Both forms of anxiety can be very detrimental to the physical body. It can be especially harmful if you experience extended or chronic anxiety. When it feels anxiety, your body produces all sorts of chemicals that raise your alert status. It’s good in the short term, but damaging over a long period of time. Over time, anxiety that can’t be managed or controlled will begin to manifest in distinct physical symptoms.
Bodily Symptoms of Anxiety
Some symptoms of anxiety are:
- Panic attacks, shortness of breath and raised heart rate
- Feeling as if you are coming out of your skin
- Loss of interest and depression
- A feeling that something terrible is about to occur
- Bodily discomfort
But in some cases, anxiety is experienced in unexpected ways. Anxiety can even effect obscure body functions like your hearing. As an example, anxiety has been associated with:
- Dizziness: Dizziness, which can also be caused by the ears, is commonly a symptom of persistent anxiety. After all, the ears are generally responsible for your sense of balance (there are these three tubes inside of your inner ears that are regulating the sense of balance).
- Tinnitus: Are you aware that stress not only exacerbates tinnitus but that it can cause the development of that ringing. This is called tinnitus (which, itself can have numerous other causes as well). For some, this might even manifest itself as a feeling that the ears are blocked or clogged.
- High Blood Pressure: And a few of the effects of anxiety are not at all surprising. Elevated blood pressure is one of those. Known medically as hypertension, high blood pressure often has extremely negative effects on the body. It is, to make use of a colloquialism, bad news. High blood pressure has also been recognized to lead to hearing loss, dizziness and tinnitus.
Hearing Loss And Anxiety
Typically on a hearing blog such as this we would normally concentrate on, well, hearing. And your ability to hear. With that in mind, you’ll excuse us if we spend a little bit of time talking about how anxiety and hearing loss can influence each other in some fairly disconcerting ways.
First of all, there’s the isolation. People tend to pull away from social experiences when they suffer from hearing loss, tinnitus or balance issues. You might have seen this in your own family. Perhaps a relative just withdrew from conversations because they were embarrassed that they have to constantly repeat what they said. The same holds true for balance problems. It could influence your ability to walk or drive, which can be humiliating to admit to family and friends.
There are also other reasons why depression and anxiety can lead to social isolation. When you don’t feel yourself, you don’t want to be around others. Unfortunately, this can be something of a circle where one feeds the other. That sense of isolation can develop quickly and it can lead to a variety of other, closely associated problems, such as cognitive decline.

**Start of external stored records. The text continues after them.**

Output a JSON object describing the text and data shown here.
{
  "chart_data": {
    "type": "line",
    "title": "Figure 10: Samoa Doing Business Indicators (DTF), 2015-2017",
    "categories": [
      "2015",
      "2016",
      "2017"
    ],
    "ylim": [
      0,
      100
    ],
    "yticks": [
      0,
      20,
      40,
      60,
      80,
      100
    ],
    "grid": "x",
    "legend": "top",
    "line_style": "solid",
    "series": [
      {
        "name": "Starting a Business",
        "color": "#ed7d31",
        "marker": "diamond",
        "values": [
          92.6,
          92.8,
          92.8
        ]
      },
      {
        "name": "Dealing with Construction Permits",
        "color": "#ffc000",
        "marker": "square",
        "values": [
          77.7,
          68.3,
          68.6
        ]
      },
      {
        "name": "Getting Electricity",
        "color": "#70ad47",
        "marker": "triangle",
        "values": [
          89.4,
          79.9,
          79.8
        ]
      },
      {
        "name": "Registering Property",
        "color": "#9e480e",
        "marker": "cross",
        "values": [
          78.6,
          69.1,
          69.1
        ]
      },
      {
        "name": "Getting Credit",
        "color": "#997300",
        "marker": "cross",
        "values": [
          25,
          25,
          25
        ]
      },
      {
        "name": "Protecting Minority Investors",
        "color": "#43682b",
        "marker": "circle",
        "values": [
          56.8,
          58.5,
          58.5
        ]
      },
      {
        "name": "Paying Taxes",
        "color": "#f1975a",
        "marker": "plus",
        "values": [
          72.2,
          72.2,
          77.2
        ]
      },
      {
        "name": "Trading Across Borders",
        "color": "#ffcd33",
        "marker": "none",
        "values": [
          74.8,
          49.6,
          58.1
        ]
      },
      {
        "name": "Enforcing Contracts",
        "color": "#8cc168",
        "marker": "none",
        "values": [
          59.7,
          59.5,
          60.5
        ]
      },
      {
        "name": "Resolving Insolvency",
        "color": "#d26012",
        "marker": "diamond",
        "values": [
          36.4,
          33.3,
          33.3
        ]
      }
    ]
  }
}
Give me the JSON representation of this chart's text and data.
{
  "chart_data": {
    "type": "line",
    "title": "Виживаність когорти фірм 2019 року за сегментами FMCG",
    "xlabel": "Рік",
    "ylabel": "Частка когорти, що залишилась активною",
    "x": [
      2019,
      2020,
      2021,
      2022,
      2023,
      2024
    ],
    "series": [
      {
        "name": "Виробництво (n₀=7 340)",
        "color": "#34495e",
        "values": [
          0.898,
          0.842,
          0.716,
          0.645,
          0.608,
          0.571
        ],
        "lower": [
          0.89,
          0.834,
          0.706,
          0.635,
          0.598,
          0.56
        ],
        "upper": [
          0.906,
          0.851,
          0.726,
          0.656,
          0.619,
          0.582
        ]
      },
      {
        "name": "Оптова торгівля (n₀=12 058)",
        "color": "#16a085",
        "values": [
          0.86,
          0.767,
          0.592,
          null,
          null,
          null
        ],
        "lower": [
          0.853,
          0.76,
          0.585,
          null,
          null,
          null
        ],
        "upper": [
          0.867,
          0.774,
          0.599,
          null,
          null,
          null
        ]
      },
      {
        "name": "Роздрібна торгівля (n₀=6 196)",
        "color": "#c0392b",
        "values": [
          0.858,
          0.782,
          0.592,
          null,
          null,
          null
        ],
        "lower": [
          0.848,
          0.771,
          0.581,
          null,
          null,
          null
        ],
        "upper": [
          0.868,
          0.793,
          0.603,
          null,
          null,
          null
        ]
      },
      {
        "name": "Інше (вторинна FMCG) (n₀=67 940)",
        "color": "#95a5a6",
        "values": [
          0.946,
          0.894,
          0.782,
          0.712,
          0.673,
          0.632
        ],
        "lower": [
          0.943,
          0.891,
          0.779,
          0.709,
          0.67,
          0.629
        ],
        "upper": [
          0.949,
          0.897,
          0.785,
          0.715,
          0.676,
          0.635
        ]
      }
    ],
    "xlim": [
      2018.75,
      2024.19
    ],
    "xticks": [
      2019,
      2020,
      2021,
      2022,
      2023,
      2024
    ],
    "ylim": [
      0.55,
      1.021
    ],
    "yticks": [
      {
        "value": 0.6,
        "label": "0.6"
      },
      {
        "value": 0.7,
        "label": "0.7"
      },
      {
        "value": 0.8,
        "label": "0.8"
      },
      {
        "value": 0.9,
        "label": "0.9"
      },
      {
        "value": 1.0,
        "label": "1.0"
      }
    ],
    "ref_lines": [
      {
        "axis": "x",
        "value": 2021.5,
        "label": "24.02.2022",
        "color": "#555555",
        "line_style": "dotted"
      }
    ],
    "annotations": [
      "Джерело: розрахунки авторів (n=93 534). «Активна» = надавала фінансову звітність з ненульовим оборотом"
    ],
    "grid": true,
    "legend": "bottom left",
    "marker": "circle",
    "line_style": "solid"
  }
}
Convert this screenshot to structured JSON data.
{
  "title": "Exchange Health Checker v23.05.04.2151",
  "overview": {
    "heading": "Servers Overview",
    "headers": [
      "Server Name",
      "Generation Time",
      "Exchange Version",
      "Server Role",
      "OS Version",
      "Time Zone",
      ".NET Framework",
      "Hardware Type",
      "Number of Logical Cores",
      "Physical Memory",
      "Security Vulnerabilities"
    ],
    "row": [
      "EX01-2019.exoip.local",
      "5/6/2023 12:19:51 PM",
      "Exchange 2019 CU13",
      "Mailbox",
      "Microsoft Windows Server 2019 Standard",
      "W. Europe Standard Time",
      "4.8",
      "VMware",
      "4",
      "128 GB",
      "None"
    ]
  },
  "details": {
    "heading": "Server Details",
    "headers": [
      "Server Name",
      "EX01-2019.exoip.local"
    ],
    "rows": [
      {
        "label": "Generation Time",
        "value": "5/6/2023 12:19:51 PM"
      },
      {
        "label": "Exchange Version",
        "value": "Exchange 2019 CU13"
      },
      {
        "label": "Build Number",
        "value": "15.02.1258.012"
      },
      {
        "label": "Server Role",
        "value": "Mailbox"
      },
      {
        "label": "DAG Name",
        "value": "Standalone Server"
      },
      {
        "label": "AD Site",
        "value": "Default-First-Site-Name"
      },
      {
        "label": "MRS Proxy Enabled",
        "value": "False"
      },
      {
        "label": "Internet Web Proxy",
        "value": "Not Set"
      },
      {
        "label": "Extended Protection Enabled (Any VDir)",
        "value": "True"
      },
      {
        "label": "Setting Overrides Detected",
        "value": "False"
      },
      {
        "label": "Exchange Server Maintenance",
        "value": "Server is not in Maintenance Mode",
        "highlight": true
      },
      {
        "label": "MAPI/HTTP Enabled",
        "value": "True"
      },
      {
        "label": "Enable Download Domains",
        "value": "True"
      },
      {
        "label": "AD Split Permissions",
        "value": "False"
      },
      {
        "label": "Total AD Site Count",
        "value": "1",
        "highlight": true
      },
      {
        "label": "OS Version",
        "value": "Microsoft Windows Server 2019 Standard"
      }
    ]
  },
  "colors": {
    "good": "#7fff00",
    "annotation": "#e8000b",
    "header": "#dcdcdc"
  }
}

It can be even more challenging to overcome the effects of isolation if you’re dealing with hearing loss and anxiety.
Getting The Proper Treatment
Finding the correct treatment is important especially given how much hearing loss, tinnitus, anxiety and isolation feed each other.
If tinnitus and hearing loss are symptoms you’re struggling with, finding proper treatment for them can also help with your other symptoms. Connecting with other people has been shown to help alleviate both anxiety and depression. Prolonged anxiety is more serious when there is a strong sense of isolation and treating the symptoms can help with that. So that you can figure out what treatments will be most effective for your situation, check with your doctor and your hearing specialist. Depending on what your hearing test shows, the right treatment for hearing loss or tinnitus could involve hearing aids. And for anxiety, medication and other forms of therapy could be necessary. Cognitive-behavioral therapy has also been shown to help deal with tinnitus.
Here’s to Your Health
We recognize that your mental and physical health can be seriously impacted by anxiety.
We also know that hearing loss can result in isolation and cognitive decline. When you add anxiety to the recipe, you can have a very difficult situation. Luckily, we have treatments for both conditions, and getting that treatment can make a huge, positive difference. The health affects of anxiety don’t have to be permanent. What anxiety does to your body does not have to last. The sooner you find treatment, the better.